私はスマホを取り出した。起動時の暗証番号をブラインドタッチで入力し、カメラモードにして凛ちゃんに向ける。

凛ちゃんは「あはは何それ」と笑っていたが私が本気だと分かると笑うのをやめ、ポーズや表情を気にしはじめる。

私は震えそうになる手を、もう片方の手でおさえた。


「んー、なんて言ったらいいかにゃ」


凛ちゃんが髪をいじりながら言った。コンビニに行くだけだった凛ちゃんは、寝癖もほとんどそのままだった。
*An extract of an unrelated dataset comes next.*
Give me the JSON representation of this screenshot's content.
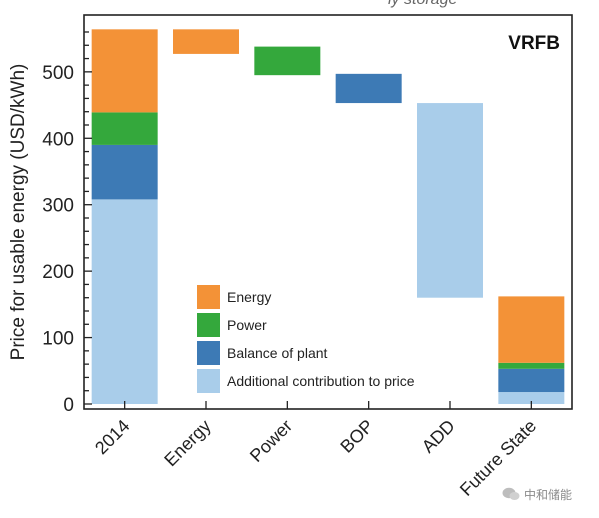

私はいつだったか、凛ちゃんにこんな決めセリフがあったのを思い出して言った。

「あれやってよ、『勇気りんりん、あなたの凛です!』ってやつ」

「そんなのあったかにゃー?」

「え?」

そっか。流行らなかったから本人も忘れちゃってるのか。


やっぱり「にOこにこにー!」には勝てないか。

脳内で、あのツインテールの先輩のかん高い「にOこにこにー!」の動画が再生される。

終わったと思ったら、すぐに最初からリピートされる。

ウインドウごと閉てしまおう。左クリックで。これで安心。


「かよちん!」


凛ちゃんがハキハキと喋り出す。


私はまばたきを止めて、スマホの画面で凛ちゃんをとらえ続ける。


「今日の終わりには、万世橋から夕暮れでも眺めながら、今日の楽しかったことを私に話して聞かせてね。それまで凛の勇気と元気をあずけておいてあげる!」


凛ちゃんが片目を閉じてカメラをのぞき込み、ポーズを決める。


風が吹いて、植木鉢のたくさん並んだ民家の方から緑の匂いがした。


私がそのまま録画し続けていると、凛ちゃんは静寂を破るように猫のポーズで「にゃ」と付け足した。



「やっぱり恥ずかしいから今のなしぃ!」



凛ちゃんが手を横に振る。

私はくるっと振り向いて「保存」のボタンを押した。

まばたきを忘れていた目を、パチパチとさせて潤す。

凛ちゃんがすぐ背後に迫ってきてスマホの画面をのぞき込もうとするが、私は距離を取って、


「いただきました」


にやける口を、スマホで隠しながら言う。

「んもー、誰にも見せないでよ?」

語尾の「でよ?」と同時に首をかしげる凛ちゃんに対し、私はなおもスマホで口元を隠しながら、

「もう時間ですし。失礼します」

機械的に言葉を発していた。口は隠しても、目がにやけていたかもしれない。


じゃね、と手を振ると凛ちゃんが「行ってらっしゃい」と返すから、私も「行ってきます」と言い直した。